It is nice to know what the end goal is in a system. Without knowing to me it sounds like a family is going on summer vacation and they're packing up all other stuff and everybody gets in the car and they start driving and then the kids ask the parents or they are going on vacation and nobody knows.

 

In ordinary Chinese, the term Tao usually means the Way (method, principle..).  It is only a Way, leading to somewhere.  Following the Tao is following the way, don't stray.   Of course there is something at the end of the road.  But it is not necessary nor desired by the majority. 

 

 

20 hours ago, dmattwads said:

I would like to know what the common narrative is.

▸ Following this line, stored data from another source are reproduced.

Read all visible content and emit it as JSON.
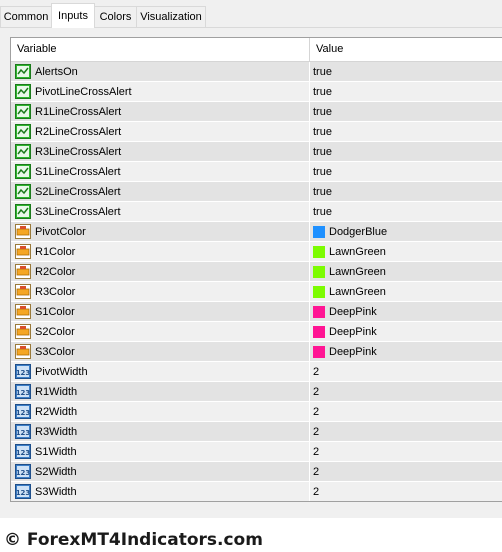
{
  "tabs": [
    {
      "label": "Common",
      "active": false
    },
    {
      "label": "Inputs",
      "active": true
    },
    {
      "label": "Colors",
      "active": false
    },
    {
      "label": "Visualization",
      "active": false
    }
  ],
  "table": {
    "headers": {
      "variable": "Variable",
      "value": "Value"
    },
    "rows": [
      {
        "variable": "AlertsOn",
        "value": "true",
        "icon": "bool-icon"
      },
      {
        "variable": "PivotLineCrossAlert",
        "value": "true",
        "icon": "bool-icon"
      },
      {
        "variable": "R1LineCrossAlert",
        "value": "true",
        "icon": "bool-icon"
      },
      {
        "variable": "R2LineCrossAlert",
        "value": "true",
        "icon": "bool-icon"
      },
      {
        "variable": "R3LineCrossAlert",
        "value": "true",
        "icon": "bool-icon"
      },
      {
        "variable": "S1LineCrossAlert",
        "value": "true",
        "icon": "bool-icon"
      },
      {
        "variable": "S2LineCrossAlert",
        "value": "true",
        "icon": "bool-icon"
      },
      {
        "variable": "S3LineCrossAlert",
        "value": "true",
        "icon": "bool-icon"
      },
      {
        "variable": "PivotColor",
        "value": "DodgerBlue",
        "icon": "color-icon",
        "swatch": "#1e90ff"
      },
      {
        "variable": "R1Color",
        "value": "LawnGreen",
        "icon": "color-icon",
        "swatch": "#7cfc00"
      },
      {
        "variable": "R2Color",
        "value": "LawnGreen",
        "icon": "color-icon",
        "swatch": "#7cfc00"
      },
      {
        "variable": "R3Color",
        "value": "LawnGreen",
        "icon": "color-icon",
        "swatch": "#7cfc00"
      },
      {
        "variable": "S1Color",
        "value": "DeepPink",
        "icon": "color-icon",
        "swatch": "#ff1493"
      },
      {
        "variable": "S2Color",
        "value": "DeepPink",
        "icon": "color-icon",
        "swatch": "#ff1493"
      },
      {
        "variable": "S3Color",
        "value": "DeepPink",
        "icon": "color-icon",
        "swatch": "#ff1493"
      },
      {
        "variable": "PivotWidth",
        "value": "2",
        "icon": "integer-icon"
      },
      {
        "variable": "R1Width",
        "value": "2",
        "icon": "integer-icon"
      },
      {
        "variable": "R2Width",
        "value": "2",
        "icon": "integer-icon"
      },
      {
        "variable": "R3Width",
        "value": "2",
        "icon": "integer-icon"
      },
      {
        "variable": "S1Width",
        "value": "2",
        "icon": "integer-icon"
      },
      {
        "variable": "S2Width",
        "value": "2",
        "icon": "integer-icon"
      },
      {
        "variable": "S3Width",
        "value": "2",
        "icon": "integer-icon"
      }
    ]
  },
  "watermark": "© ForexMT4Indicators.com"
}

How Dan Tien breathing, MCO, YYJ, all tie in together. 

 

My main approach had been mainly just a mind only approach until I began to experience all sorts of physical affects from it that no one told me about, which caused me to refocus on the physical cultivation side again. 

 

Dan Tien breathing, MCO, YJJ, are different training methods for different purposes.  MCO is almost the standard operating procedure in current day Neidan.  It comprises Dan Tien breathing usually means belly breathing.  There are quite a lot of breathing methods like reverse, holding, spore, variation in the in/out.  YJJ is a body strengthening system, mostly practised by Buddhist monks and martial artists. It is not Neidan.

 

Nan Hua Chin said, Buddhist is more mental, while Taoist Alchemy is more physical and biological.  But is it prudent to change to another system when you encounter some problems in your current system?  You would not be the first one and there must be solutions in your current mental system.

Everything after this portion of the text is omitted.